Au final, on peut reprocher à Thomas Huchon et à sa bande de « traqueurs de conspis » d’avoir manipulé sciemment le public, d’avoir sciemment désinformé pendant plus de six mois sur les réseaux sociaux, sans songer à d’éventuelles conséquences, et ce dans le seul but d’observer les « rats » de complotistes dans le « laboratoire » qu’ils avaient échaffaudé pour eux. Une grave question d’éthique professionnelle se pose : un journaliste, dans l’exercice de son métier, peut-il en toute conscience désinformer, propager de fausses informations, une nouvelle théorie du complot, rien que pour voir les effets qu’elle produit, et alors même que d’aucuns, à l’instar de Pierre-André Taguieff, estiment qu’elles peuvent fournir des justifications au terrorisme ? N’est-ce pas totalement irresponsable dans le contexte actuel ? N’y a-t-il pas déjà suffisamment de théories du complot à observer sur les réseaux sans en créer d’autres ?

Quand je lis les dix devoirs de la Charte des journalistes, j’ai comme un doute sur les méthodes de nos lanceurs de pièges, dignes de celles des chasseurs de fantômes :

1. Respecter la vérité, quelles qu’en puissent être les conséquences pour lui-même, et ce, en raison du droit que le public a de connaître la vérité. (…)

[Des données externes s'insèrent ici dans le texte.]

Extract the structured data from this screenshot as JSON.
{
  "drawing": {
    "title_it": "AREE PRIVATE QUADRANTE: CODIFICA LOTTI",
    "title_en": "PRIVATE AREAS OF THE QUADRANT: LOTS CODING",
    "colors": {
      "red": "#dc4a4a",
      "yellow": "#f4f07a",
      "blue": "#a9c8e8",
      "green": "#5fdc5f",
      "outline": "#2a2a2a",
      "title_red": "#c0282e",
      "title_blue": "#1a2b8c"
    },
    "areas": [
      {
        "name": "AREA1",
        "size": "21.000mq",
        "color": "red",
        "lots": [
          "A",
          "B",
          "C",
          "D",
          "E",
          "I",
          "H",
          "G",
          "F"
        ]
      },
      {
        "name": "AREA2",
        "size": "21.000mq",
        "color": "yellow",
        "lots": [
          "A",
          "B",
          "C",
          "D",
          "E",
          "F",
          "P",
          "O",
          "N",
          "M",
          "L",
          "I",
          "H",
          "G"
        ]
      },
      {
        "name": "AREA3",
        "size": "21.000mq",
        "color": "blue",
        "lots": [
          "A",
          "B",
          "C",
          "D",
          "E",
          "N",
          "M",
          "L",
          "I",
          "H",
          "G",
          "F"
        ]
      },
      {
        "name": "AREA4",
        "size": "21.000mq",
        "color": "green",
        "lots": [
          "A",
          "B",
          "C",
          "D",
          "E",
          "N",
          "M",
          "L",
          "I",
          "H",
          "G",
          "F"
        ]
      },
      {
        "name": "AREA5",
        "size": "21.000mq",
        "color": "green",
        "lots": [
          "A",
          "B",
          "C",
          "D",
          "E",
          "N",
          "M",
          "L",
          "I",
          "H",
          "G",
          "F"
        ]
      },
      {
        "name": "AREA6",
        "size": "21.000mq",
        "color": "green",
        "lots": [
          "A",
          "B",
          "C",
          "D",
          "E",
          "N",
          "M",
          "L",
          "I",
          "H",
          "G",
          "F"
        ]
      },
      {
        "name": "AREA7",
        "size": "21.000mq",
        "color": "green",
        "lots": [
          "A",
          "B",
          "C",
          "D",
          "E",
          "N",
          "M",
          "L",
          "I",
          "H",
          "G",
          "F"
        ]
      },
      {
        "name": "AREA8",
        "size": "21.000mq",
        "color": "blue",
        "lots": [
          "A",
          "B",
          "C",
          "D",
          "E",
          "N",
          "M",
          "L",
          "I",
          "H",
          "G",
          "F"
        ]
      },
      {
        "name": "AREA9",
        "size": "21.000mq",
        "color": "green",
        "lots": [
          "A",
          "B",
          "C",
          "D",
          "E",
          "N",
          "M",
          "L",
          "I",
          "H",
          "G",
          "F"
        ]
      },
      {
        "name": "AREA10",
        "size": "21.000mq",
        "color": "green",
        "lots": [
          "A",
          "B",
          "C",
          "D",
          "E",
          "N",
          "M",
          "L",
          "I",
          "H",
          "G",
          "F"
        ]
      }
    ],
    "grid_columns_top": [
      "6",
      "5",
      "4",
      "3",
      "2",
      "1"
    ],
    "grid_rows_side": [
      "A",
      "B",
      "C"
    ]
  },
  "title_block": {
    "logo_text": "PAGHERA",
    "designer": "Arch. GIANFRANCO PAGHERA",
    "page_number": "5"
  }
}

4. Ne pas user de méthodes déloyales pour obtenir des informations, des photographies et des documents. (…)

6. Rectifier toute information publiée qui se révèle inexacte. (…)

9. Ne jamais confondre le métier de journaliste avec celui du publicitaire ou du propagandiste

Thomas Huchon n’a, pendant plus de six mois, pas respecté la vérité, puisqu’il diffusé du mensonge. Il a usé de méthodes déloyales pour obtenir des informations, en l’occurrence sur les réactions des cobayes auxquels il injectait son poison complotiste. Il a mis huit mois pour rectifier ses fausses informations en supprimant sa vidéo. Il n’a toujours pas fermé ses faux comptes sur les réseaux sociaux. En jouant au complotiste, il s’est transformé en propagandiste sans scrupules. Cela n’a pourtant empêché certains journalistes, qui ont dû oublier le sens du mot « déontologie« , de saluer le travail accompli : Robin D’Angelo de StreetPress, Thomas Sotto d’Europe 1, ou encore Laurent D. Samama de La Régle du jeu (et ancien des Inrocks).

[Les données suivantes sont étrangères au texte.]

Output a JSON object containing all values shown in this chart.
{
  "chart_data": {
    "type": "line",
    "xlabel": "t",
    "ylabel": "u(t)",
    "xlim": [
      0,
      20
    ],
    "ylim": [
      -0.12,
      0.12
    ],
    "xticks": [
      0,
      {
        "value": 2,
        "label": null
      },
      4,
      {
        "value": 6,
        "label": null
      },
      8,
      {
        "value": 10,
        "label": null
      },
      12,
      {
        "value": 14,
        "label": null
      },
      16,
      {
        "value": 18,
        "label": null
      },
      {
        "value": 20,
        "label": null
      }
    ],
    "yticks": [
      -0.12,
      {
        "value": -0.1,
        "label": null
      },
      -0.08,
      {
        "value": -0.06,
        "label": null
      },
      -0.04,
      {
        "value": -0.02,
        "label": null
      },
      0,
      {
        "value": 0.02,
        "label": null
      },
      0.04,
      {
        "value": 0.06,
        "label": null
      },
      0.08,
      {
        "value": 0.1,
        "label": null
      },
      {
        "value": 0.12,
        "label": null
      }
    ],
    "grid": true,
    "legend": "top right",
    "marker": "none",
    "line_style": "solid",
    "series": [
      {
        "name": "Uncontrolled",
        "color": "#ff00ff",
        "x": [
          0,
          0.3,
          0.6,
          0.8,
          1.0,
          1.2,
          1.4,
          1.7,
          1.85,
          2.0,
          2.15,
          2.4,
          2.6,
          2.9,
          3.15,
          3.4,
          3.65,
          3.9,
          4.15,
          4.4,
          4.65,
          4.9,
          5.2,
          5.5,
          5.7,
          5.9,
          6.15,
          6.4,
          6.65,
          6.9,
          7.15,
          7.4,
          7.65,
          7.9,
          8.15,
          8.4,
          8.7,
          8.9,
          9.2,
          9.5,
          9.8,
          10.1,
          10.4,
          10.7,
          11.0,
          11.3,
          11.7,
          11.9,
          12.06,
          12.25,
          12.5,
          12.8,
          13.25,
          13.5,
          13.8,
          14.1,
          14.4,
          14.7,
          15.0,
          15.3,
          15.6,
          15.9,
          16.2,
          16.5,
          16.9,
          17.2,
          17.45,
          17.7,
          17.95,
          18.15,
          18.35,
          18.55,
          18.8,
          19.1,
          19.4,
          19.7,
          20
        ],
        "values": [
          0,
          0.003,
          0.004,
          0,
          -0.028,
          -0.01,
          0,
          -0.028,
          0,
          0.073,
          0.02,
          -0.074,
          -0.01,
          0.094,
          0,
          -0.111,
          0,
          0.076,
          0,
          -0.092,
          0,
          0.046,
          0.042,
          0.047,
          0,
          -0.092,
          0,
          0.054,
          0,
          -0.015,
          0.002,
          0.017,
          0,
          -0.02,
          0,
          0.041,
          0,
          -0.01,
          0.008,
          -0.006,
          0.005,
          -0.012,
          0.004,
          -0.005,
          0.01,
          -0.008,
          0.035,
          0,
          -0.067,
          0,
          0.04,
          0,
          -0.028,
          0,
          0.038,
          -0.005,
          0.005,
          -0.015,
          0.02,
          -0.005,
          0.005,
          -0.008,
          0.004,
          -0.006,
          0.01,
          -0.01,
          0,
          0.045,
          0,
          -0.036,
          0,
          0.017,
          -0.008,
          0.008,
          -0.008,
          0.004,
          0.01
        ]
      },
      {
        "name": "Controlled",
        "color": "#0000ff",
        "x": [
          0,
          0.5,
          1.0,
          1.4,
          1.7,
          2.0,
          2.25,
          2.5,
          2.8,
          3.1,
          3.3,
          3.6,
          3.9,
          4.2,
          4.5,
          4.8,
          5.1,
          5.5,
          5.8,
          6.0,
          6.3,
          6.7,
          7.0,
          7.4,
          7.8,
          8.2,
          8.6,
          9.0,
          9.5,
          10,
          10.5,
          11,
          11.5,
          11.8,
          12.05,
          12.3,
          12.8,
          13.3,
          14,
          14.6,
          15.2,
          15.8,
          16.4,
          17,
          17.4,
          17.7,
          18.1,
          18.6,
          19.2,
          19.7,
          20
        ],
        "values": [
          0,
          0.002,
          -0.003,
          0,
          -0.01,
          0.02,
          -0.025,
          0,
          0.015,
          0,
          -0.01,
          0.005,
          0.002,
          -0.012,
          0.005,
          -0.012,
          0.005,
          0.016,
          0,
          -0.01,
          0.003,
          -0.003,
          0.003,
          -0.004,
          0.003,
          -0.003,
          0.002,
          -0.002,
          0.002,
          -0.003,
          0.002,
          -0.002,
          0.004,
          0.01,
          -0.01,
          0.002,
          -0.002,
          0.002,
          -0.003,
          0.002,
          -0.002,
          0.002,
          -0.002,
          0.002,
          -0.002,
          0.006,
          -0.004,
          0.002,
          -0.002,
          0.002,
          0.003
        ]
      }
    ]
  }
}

On peut encore reprocher à nos chasseurs de conspis d’afficher un mépris assez peu ragoûtant pour une partie de cette humanité qu’ils disent par ailleurs défendre contre tous les « méchants ». Oui, certaines personnes croient un peu n’importe quoi, manquent de prudence intellectuelle, mais vous croyez-vous immunisés contre cela ? Leurs dérives sont d’autant plus excusables qu’il est rigoureusement impossible sur le Net, sur bien des affaires, de se faire honnêtement un avis suffisamment assuré pour qu’il se transforme en absolue certitude (sauf à gober toutes les paroles officielles, sans broncher, ce qui semble être votre cas). Vous avez la position de ceux qui, toujours du côté du pouvoir, veulent décourager le peuple sur ses gardes de penser par lui-même et de surveiller les puissants. Et pour ce faire, vous vous moquez, vous raillez. Pour dernière preuve, cette vidéo promotionnelle pitoyable, censée être drôle (vue 28 fois… quel succès…), où l’on nous annonce que 98 % des Français croient aux reptiliens :

Dans le journalisme, comme en politique, il y a un truc à ne jamais faire : c’est mépriser sa clientèle. C’est aussi juger et moquer, au lieu de tenter de comprendre sobrement, avec empathie si possible. Jean-Paul Huchon, après sa grave condamnation judiciaire, aurait dû avoir la décence de renoncer à la vie politique, comme ANTICOR l’a écrit. Son fils Thomas, après ce film aux méthodes très contestables, aurait peut-être lui aussi à en tirer quelques conséquences de bon sens.